Scaling behaviour of entropy estimates

TL;DR

This paper investigates the scaling behavior of entropy estimates, particularly Lempel-Ziv estimates, for complex dynamical systems with long-range correlations, revealing their asymptotic properties at critical points.

Contribution

It provides the first analysis of the scaling law of Lempel-Ziv entropy estimates for the critical circle map and Feigenbaum point of the logistic map.

Findings

Lempel-Ziv entropy estimates scale logarithmically with sequence length.

The scaling law differs from probabilistic entropy, highlighting non-probabilistic complexity.

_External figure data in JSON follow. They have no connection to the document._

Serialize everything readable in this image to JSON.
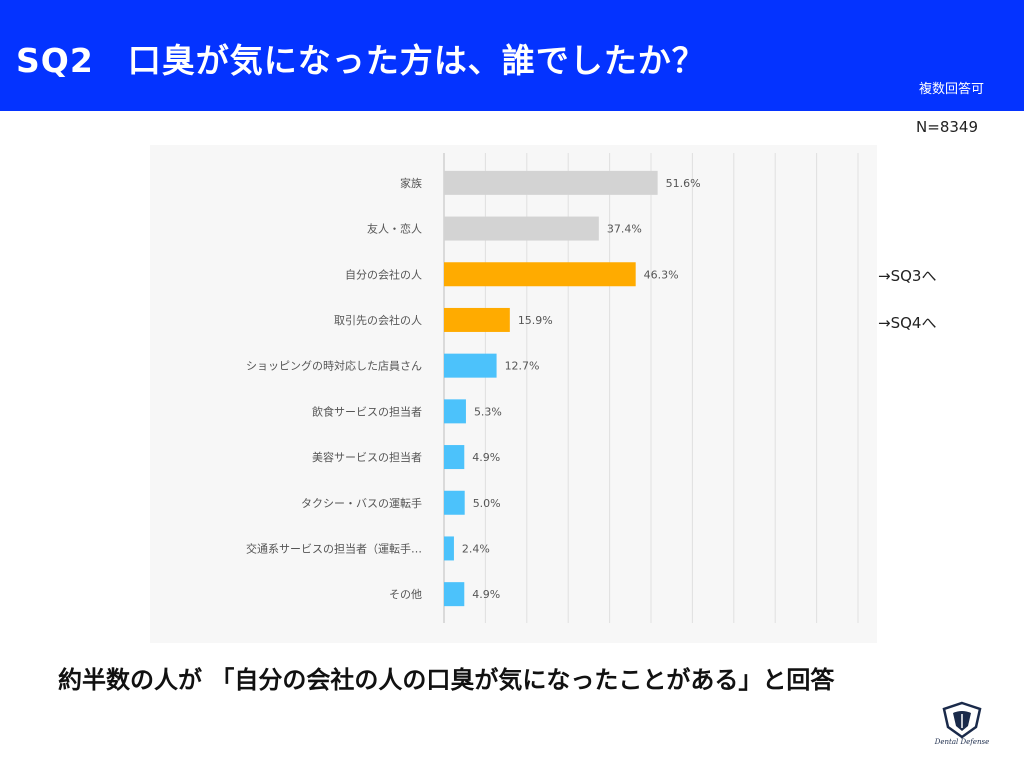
{
  "header": {
    "title": "SQ2　口臭が気になった方は、誰でしたか？",
    "multi_answer": "複数回答可",
    "bg_color": "#0433ff"
  },
  "sample_size": "N=8349",
  "annotations": [
    {
      "text": "→SQ3へ",
      "category": "自分の会社の人"
    },
    {
      "text": "→SQ4へ",
      "category": "取引先の会社の人"
    }
  ],
  "conclusion": "約半数の人が 「自分の会社の人の口臭が気になったことがある」と回答",
  "logo": {
    "text": "Dental Defense",
    "icon": "tooth-shield-icon"
  },
  "chart_data": {
    "type": "bar",
    "orientation": "horizontal",
    "title": "",
    "xlabel": "",
    "ylabel": "",
    "xlim": [
      0,
      100
    ],
    "grid": true,
    "value_suffix": "%",
    "categories": [
      "家族",
      "友人・恋人",
      "自分の会社の人",
      "取引先の会社の人",
      "ショッピングの時対応した店員さん",
      "飲食サービスの担当者",
      "美容サービスの担当者",
      "タクシー・バスの運転手",
      "交通系サービスの担当者（運転手…",
      "その他"
    ],
    "values": [
      51.6,
      37.4,
      46.3,
      15.9,
      12.7,
      5.3,
      4.9,
      5.0,
      2.4,
      4.9
    ],
    "value_labels": [
      "51.6%",
      "37.4%",
      "46.3%",
      "15.9%",
      "12.7%",
      "5.3%",
      "4.9%",
      "5.0%",
      "2.4%",
      "4.9%"
    ],
    "colors": [
      "#d3d3d3",
      "#d3d3d3",
      "#ffab00",
      "#ffab00",
      "#4cc2fb",
      "#4cc2fb",
      "#4cc2fb",
      "#4cc2fb",
      "#4cc2fb",
      "#4cc2fb"
    ]
  }
}
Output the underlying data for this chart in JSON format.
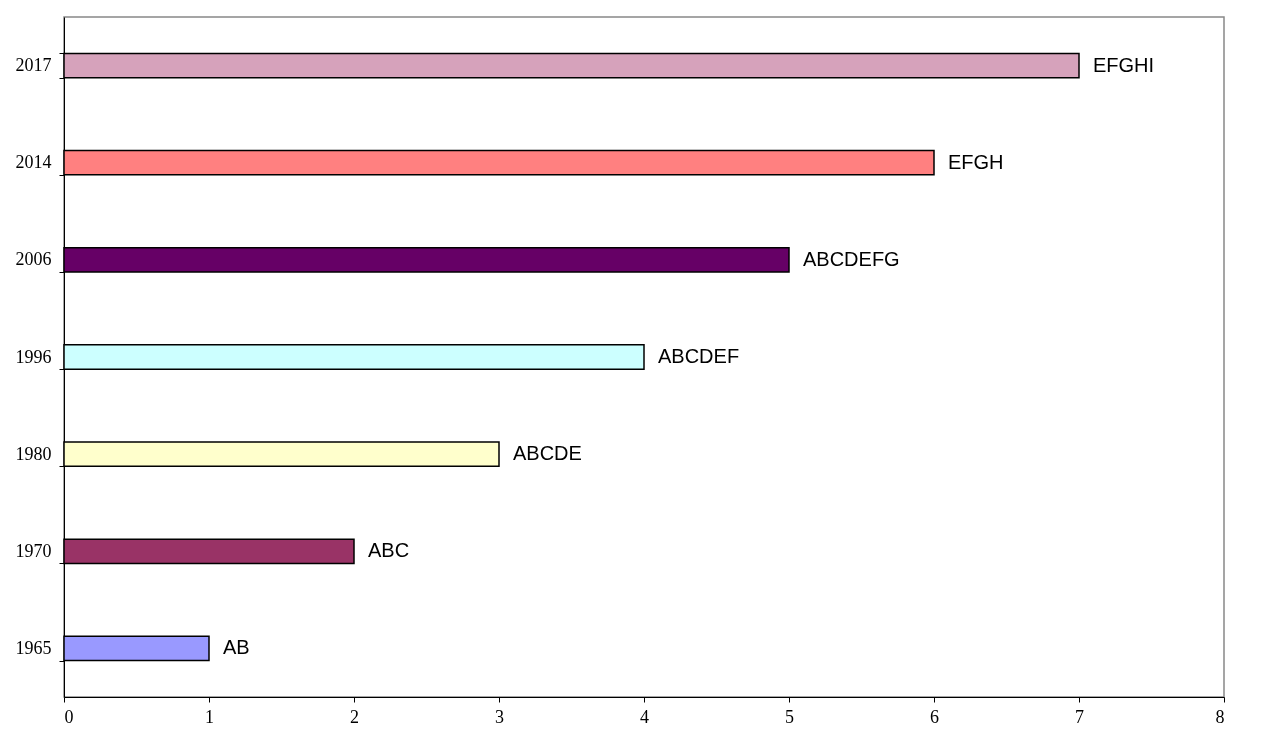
{
  "chart_data": {
    "type": "bar",
    "orientation": "horizontal",
    "categories": [
      "2017",
      "2014",
      "2006",
      "1996",
      "1980",
      "1970",
      "1965"
    ],
    "values": [
      7,
      6,
      5,
      4,
      3,
      2,
      1
    ],
    "colors": [
      "#d6a2bb",
      "#ff8080",
      "#660066",
      "#ccffff",
      "#ffffcc",
      "#993366",
      "#9999ff"
    ],
    "value_labels": [
      "EFGHI",
      "EFGH",
      "ABCDEFG",
      "ABCDEF",
      "ABCDE",
      "ABC",
      "AB"
    ],
    "xlim": [
      0,
      8
    ],
    "xticks": [
      0,
      1,
      2,
      3,
      4,
      5,
      6,
      7,
      8
    ],
    "grid": false
  }
}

Results enhance understanding of entropy estimation in systems with long memory.

Abstract

Entropy estimation of information sources is highly non trivial for symbol sequences with strong long-range correlations. The rabbit sequence, related to the symbolic dynamics of the nonlinear circle map at the critical point as well as the logistic map at the Feigenbaum point have been argued to exhibit long memory tails. For both dynamical systems the scaling behavior of the block entropy of order n has been shown to increase like as log(n). In contrast to probabilistic concepts, we investigate the scaling behavior of certain non-probabilistic entropy estimation schemes suggested by Lempel and Ziv in the context of algorithmic complexity and data compression. These are applied in a sequential manner with the scaling variable being the length N of the sequence. We determine the scaling law for the Lempel-Ziv entropy estimate applied to the case of the critical circle map and the logistic map at the Feigenbaum point in a binary partition.